Markit/CIPS UK Manufacturing PMI®
- UK Manufacturing PMI at 52.0 in May
- Consumer goods sector remains main growth pillar
- Job creation slows further
The UK manufacturing sector saw further modestexpansions of both output and new orders in May, as a solid domestic market continued to offset lacklustre demand from overseas. The consumer goods sector remained the stand-out performer, while investment goods producers fared better than in April. Negative news came from the intermediate goods sector, where the downturn in output continued.
The seasonally adjusted Markit/CIPS Purchasing Manager’s Index® (PMI®) – a summary indicator of overall manufacturing sector health – ticked higher to 52.0 in May, up from a revised reading of 51.8 in April (previously reported as 51.9). The PMI has remained above the neutral 50.0 mark for 26 months.
UK manufacturing production rose again in May, extending the current sequence of expansion to 27 months. Although the rate of output growth edged lower, the extent of the easing was only minor and much less severe than April’s steep slowdown.
May also saw a further increase in incoming new business, with the rate of growth in new orders picking up slightly from April’s seven-month low. Companies attributed improved inflows of new work to solid domestic demand, rising client confidence and recent new product launches.
The trend in new business from overseas remained lacklustre compared to conditions in the domestic market. This was highlighted by the level of new export business holding stable in May following a modest decrease during the prior month. The exchange rate and soft global market conditions were again cited by companies as factors contributing to the decrease in new work from abroad.
Manufacturing employment rose for the twenty-fifth consecutive month in May. However, the rate of jobs growth was only marginal and the weakest during the current sequence of rising staffing levels. Modest increases in capacity at consumer and investment goods producers were partly offset by job cuts in the intermediate goods sector.
Average selling prices rose for the first time in five months during May, mainly due to solid increases at both consumer and investment goods producers. Factory gate prices were broadly unchanged in the intermediate goods sector.
Although May saw a further decrease in average input costs, the rate of price deflation slowed sharply over the month. Companies continued to report lower costs for a range of raw materials, but also noted that this had been partly offset by recent oil prices rises.

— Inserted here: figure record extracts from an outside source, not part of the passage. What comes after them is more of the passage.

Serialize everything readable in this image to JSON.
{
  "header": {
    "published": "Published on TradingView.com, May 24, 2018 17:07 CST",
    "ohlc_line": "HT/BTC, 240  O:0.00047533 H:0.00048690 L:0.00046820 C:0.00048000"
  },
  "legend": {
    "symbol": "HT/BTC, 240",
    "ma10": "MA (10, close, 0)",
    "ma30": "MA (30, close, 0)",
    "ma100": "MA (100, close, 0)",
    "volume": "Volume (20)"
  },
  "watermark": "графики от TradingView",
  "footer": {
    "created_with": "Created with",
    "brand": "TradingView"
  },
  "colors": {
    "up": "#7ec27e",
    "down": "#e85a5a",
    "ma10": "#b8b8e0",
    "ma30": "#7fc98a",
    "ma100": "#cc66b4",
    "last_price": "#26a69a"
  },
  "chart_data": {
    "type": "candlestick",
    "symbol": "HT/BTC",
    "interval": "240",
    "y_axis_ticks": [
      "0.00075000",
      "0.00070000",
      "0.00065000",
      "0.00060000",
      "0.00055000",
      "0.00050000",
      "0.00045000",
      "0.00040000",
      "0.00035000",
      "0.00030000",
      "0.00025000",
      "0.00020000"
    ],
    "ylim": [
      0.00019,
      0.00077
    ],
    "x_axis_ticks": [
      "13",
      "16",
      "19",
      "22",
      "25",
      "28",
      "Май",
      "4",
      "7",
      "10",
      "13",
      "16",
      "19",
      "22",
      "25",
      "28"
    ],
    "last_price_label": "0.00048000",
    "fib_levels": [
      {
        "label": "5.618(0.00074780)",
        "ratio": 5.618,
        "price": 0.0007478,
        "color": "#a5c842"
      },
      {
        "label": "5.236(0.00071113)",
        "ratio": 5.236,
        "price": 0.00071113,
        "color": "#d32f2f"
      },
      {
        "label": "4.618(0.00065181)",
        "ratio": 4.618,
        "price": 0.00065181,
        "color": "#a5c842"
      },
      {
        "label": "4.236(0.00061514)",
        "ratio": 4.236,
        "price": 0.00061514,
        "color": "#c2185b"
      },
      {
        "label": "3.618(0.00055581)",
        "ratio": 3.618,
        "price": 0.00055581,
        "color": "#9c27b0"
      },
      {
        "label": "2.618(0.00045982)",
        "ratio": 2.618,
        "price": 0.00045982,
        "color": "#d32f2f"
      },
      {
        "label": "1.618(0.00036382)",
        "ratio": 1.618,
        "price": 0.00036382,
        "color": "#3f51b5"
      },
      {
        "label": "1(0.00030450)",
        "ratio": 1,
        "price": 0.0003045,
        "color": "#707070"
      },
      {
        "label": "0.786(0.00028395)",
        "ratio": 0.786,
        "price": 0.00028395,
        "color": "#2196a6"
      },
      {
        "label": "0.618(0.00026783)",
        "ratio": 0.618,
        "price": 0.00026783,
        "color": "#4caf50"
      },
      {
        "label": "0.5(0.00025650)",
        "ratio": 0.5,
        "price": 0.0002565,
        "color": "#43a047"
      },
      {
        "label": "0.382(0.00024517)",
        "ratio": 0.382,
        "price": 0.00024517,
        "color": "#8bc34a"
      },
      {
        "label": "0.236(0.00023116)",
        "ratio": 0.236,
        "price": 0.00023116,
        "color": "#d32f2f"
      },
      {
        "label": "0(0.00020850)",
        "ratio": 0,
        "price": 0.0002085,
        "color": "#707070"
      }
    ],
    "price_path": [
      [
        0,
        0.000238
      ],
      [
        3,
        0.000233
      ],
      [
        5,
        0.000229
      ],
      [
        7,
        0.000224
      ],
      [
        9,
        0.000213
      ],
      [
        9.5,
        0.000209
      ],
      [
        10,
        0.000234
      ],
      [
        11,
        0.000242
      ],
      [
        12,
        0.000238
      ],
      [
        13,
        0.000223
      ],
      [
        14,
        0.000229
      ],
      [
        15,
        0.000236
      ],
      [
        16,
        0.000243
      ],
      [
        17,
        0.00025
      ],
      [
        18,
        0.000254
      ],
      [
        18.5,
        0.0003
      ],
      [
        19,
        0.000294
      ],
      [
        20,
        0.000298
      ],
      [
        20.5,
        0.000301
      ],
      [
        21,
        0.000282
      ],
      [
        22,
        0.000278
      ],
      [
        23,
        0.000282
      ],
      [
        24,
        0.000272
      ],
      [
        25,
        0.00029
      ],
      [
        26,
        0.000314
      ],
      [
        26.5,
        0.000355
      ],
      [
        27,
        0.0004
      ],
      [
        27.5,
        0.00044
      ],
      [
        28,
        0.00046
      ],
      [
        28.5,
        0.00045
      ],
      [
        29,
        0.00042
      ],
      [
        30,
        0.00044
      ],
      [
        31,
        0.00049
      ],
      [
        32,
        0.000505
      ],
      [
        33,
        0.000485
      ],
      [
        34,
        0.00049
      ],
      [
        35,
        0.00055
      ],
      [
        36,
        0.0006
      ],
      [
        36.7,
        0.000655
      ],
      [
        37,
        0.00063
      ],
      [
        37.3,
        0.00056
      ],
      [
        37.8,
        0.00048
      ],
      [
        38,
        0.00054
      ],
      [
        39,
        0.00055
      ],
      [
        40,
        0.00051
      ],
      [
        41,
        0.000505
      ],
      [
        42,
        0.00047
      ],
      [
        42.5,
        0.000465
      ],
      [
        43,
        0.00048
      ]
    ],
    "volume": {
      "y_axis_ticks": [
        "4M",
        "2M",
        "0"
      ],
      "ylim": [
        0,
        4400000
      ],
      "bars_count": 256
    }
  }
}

David Noble, Group Chief Executive Officer at the Chartered Institute of Procurement & Supply:
“Though hopes of a stronger pace of recovery were dashed by manufacturing this month, the sector resisted repeating April’s sharp slowdown and instead delivered a further modest easing in the growth rate of activity. Though the index remained just above the no-change mark, there was an element of imbalance as the persistent dawdler continued to be the intermediate goods sub-sector, while the consumer sub-sector surged ahead.
“Suppliers remained under-performing, as delivery times lengthened and shortages of a few key raw materials added pressure to the supply chain. Any caution around future business opportunities also translated into lower inventory levels as business optimism was low key and employment levels remained static.
“Overall, the sector’s enduring driver continued to be domestic demand, as exports failed to ignite any new highs in recovery. This uninspiring level of activity is likely to cast a shadow in the coming months and encourage expectations of a flatlining future.”